Paperwork issues certainly exist, and can always be improved, and paperless procedures are important, but I disagee with the author that this particular process kills people.

Paperwork is not a bottleneck of the Italian vaccination program (and many other EU vaccination efforts). AstraZeneca not honouring their obligations to EU while prioritizing UK, is actually killing people. There are tens of millions of doses many countries counted on, which are not delivered. That's what's killing people, not the inconvenience of filling a paper form.


The title should be People KILL People because people write code.


It’s really a distributed phenomenon. Crappy engineering managers kill people through their crappy managing. And same with moral-less CEOs. To some extent, the engineers have the blame because they agree to write the code. But ultimately the problem exists with.. the managers? the board? the CEO? the customers who enable them all? It’s all of the above. This is why it’s on all of us to have a moral system and enforce it.


Sounds like "guns don't kill people"


I had this same thought while trying to schedule my COVID vaccine. Here in Nevada, we're eligible if we're 16+ years old and have underlying conditions (and apparently obesity is an underlying condition, so I can finally say that me being a fatass has some benefits), but only through a few grocery store chains. Experience went something like this:

1. Go to the Smith's website

1.1. Endure some fucking chatbot to determine eligibility

1.2. Finally pick a date/time for the first dose

1.3. No options for the second dose, so I can't continue. No vaccine for me. How the fuck am I able to pick a first date and not a second? Shouldn't it be the other way around? Why even give me the option for a first date if no second dates are available? Why are you even making me pick a second date when y'all are doing the one-shot vaccines anyway?

2. Try Walgreens' website

2.1. No vaccines anywhere, so no vaccine for me. Cool. At least it was a quick response.

3. Try Walmart's website

3.1. Create an account, because reasons

3.2. Choose a store

3.3. There are inexplicably two options for "16+ with underlying conditions", and both have to be checked for me to be eligible. Alright, whatever.

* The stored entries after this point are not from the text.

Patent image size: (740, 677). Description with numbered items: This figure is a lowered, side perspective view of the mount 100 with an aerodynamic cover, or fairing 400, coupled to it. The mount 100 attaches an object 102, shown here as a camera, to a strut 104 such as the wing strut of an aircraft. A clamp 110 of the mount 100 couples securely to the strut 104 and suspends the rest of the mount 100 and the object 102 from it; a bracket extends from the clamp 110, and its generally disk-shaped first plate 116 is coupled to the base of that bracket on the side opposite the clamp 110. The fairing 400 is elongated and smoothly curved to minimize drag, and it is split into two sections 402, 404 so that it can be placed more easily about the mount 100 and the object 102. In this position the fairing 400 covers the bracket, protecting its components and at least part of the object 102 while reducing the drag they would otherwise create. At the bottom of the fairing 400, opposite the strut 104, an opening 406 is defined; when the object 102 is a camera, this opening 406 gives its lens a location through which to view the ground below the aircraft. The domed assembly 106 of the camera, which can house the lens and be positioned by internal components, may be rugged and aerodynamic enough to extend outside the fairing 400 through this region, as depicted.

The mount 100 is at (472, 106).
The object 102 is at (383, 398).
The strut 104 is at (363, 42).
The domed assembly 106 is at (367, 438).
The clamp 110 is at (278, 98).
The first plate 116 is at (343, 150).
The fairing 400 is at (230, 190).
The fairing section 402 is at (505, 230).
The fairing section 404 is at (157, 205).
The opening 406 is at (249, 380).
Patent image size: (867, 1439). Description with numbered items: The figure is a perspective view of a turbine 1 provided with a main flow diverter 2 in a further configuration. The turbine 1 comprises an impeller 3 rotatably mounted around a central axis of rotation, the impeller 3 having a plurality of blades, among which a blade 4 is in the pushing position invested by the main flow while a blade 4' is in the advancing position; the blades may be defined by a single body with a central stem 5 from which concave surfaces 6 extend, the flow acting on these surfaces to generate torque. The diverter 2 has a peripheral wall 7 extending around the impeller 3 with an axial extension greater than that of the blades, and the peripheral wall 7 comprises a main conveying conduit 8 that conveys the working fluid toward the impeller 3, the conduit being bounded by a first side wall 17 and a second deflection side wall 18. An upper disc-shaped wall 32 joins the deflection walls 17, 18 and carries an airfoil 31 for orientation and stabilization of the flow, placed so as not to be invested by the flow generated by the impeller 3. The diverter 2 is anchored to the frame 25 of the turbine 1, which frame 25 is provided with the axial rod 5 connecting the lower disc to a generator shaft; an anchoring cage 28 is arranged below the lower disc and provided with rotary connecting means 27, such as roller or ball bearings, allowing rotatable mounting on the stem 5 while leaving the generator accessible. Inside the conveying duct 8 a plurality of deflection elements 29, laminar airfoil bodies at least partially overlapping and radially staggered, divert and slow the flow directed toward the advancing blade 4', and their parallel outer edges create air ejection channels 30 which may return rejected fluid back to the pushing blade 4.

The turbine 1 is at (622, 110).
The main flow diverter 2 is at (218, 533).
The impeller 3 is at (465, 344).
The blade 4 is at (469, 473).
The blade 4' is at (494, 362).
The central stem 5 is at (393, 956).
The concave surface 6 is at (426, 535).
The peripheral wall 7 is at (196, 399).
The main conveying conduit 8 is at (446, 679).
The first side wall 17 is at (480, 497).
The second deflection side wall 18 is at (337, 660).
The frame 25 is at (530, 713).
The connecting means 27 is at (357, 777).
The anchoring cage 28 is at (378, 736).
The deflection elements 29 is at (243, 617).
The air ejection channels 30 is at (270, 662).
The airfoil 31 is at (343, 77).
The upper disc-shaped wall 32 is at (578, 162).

3.4. Find out the chosen store doesn't have any vaccines anyway. If it doesn't have any vaccines, then why the fuck was it an option, Walmart?

3.5. GOTO 3.2

4. Try Safeway's website

4.1. Redirects to Albertson's for some reason, and no vaccines. Cool, thanks for the quick answer.

5. Try Sam's Club

5.1. Sign up for a "guest" account

5.2. Go through yet another chatbot for the basic eligibility questions

5.3. Go through a half-baked web form with a lot more medical questions.

5.3. Pick the first open timeslot.

5.4. Success!

This experience has (re)taught me that if this is what it takes for people to get vaccinated, then shitty web design will - not might, not could, will - result in actual loss of life. There's no way I'd expect my grandparents to have been able to work through this (luckily they started with Sam's, and as byzantine as it was, at least it worked).

Like, it's 2021. How fucking hard is it in 2021 to put up a simple web form without multiple megabytes of broken JS driving it? How hard is it to setup appointment scheduling? How hard is it to track inventory of a SKU? These things have been done electronically for decades now, and we still can't get it right?